CompositeController

CompositeController is an API provided by Metacontroller, designed to facilitate custom controllers whose primary purpose is to manage a set of child objects based on the desired state specified in a parent object.

Workload controllers like Deployment and StatefulSet are examples of existing controllers that fit this pattern.

This page is a detailed reference of all the features available in this API. See the Create a Controller guide for a step-by-step walkthrough.

Example

This example CompositeController defines a controller that behaves like StatefulSet.

apiVersion: metacontroller.k8s.io/v1alpha1
kind: CompositeController
metadata:
  name: catset-controller
spec:
  parentResource:
    apiVersion: ctl.enisoc.com/v1
    resource: catsets
    revisionHistory:
      fieldPaths:
      - spec.template
  childResources:
  - apiVersion: v1
    resource: pods
    updateStrategy:
      method: RollingRecreate
      statusChecks:
        conditions:
        - type: Ready
          status: "True"
  - apiVersion: v1
    resource: persistentvolumeclaims
  hooks:
    sync:
      webhook:
        url: http://catset-controller.metacontroller/sync
        timeout: 10s

Spec

A CompositeController spec has the following fields:

FieldDescription
parentResourceA single resource rule specifying the parent resource.
childResourcesA list of resource rules specifying the child resources.
resyncPeriodSecondsHow often, in seconds, you want every parent object to be resynced (sent to your hook), even if no changes are detected.
generateSelectorIf true, ignore the selector in each parent object and instead generate a unique selector that prevents overlap with other objects.
hooksA set of lambda hooks for defining your controller's behavior.

Parent Resource

The parent resource is the "entry point" for the CompositeController. It should contain the information your controller needs to create children, such as a Pod template if your controller creates Pods. This is often a custom resource that you define (e.g. with CRD), and for which you are now implementing a custom controller.

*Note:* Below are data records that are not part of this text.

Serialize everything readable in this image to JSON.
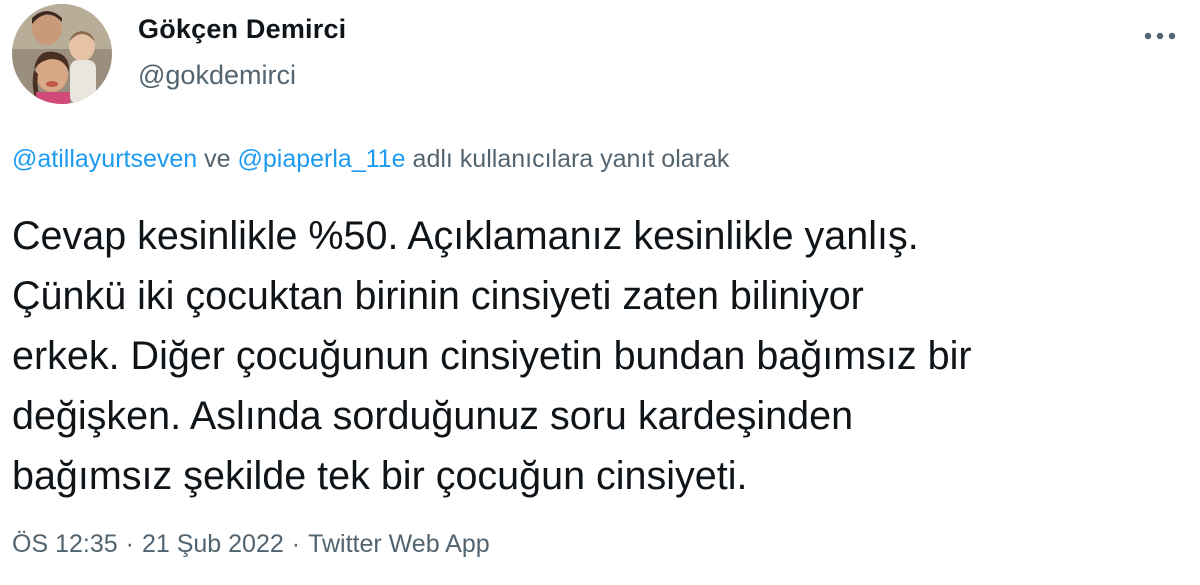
{
  "author": {
    "display_name": "Gökçen Demirci",
    "handle": "@gokdemirci",
    "avatar_icon": "profile-photo"
  },
  "more_icon": "more-horizontal-icon",
  "reply": {
    "mention_1": "@atillayurtseven",
    "connector": "ve",
    "mention_2": "@piaperla_11e",
    "suffix": "adlı kullanıcılara yanıt olarak"
  },
  "tweet": {
    "lines": [
      "Cevap kesinlikle %50. Açıklamanız kesinlikle yanlış.",
      "Çünkü iki çocuktan birinin cinsiyeti zaten biliniyor",
      "erkek. Diğer çocuğunun cinsiyetin bundan bağımsız bir",
      "değişken. Aslında sorduğunuz soru kardeşinden",
      "bağımsız şekilde tek bir çocuğun cinsiyeti."
    ]
  },
  "meta": {
    "time": "ÖS 12:35",
    "separator": "·",
    "date": "21 Şub 2022",
    "source": "Twitter Web App"
  },
  "colors": {
    "text": "#0f1419",
    "secondary": "#536471",
    "link": "#1d9bf0"
  }
}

CompositeController expects to have full control over this resource. That is, you shouldn't define a CompositeController with a parent resource that already has its own controller. See DecoratorController for an API that's better suited for adding behavior to existing resources.

The parentResource rule has the following fields:

FieldDescription
apiVersionThe API <group>/<version> of the parent resource, or just <version> for core APIs. (e.g. v1, apps/v1, batch/v1)
resourceThe canonical, lowercase, plural name of the parent resource. (e.g. deployments, replicasets, statefulsets)
labelSelectorAn optional label selector for narrowing down the objects to target. When not set defaults to all objects
revisionHistoryIf any child resources use rolling updates, this field specifies how parent revisions are tracked.

Label Selector

Kubernetes APIs use labels and selectors to define subsets of objects, such as the Pods managed by a given ReplicaSet.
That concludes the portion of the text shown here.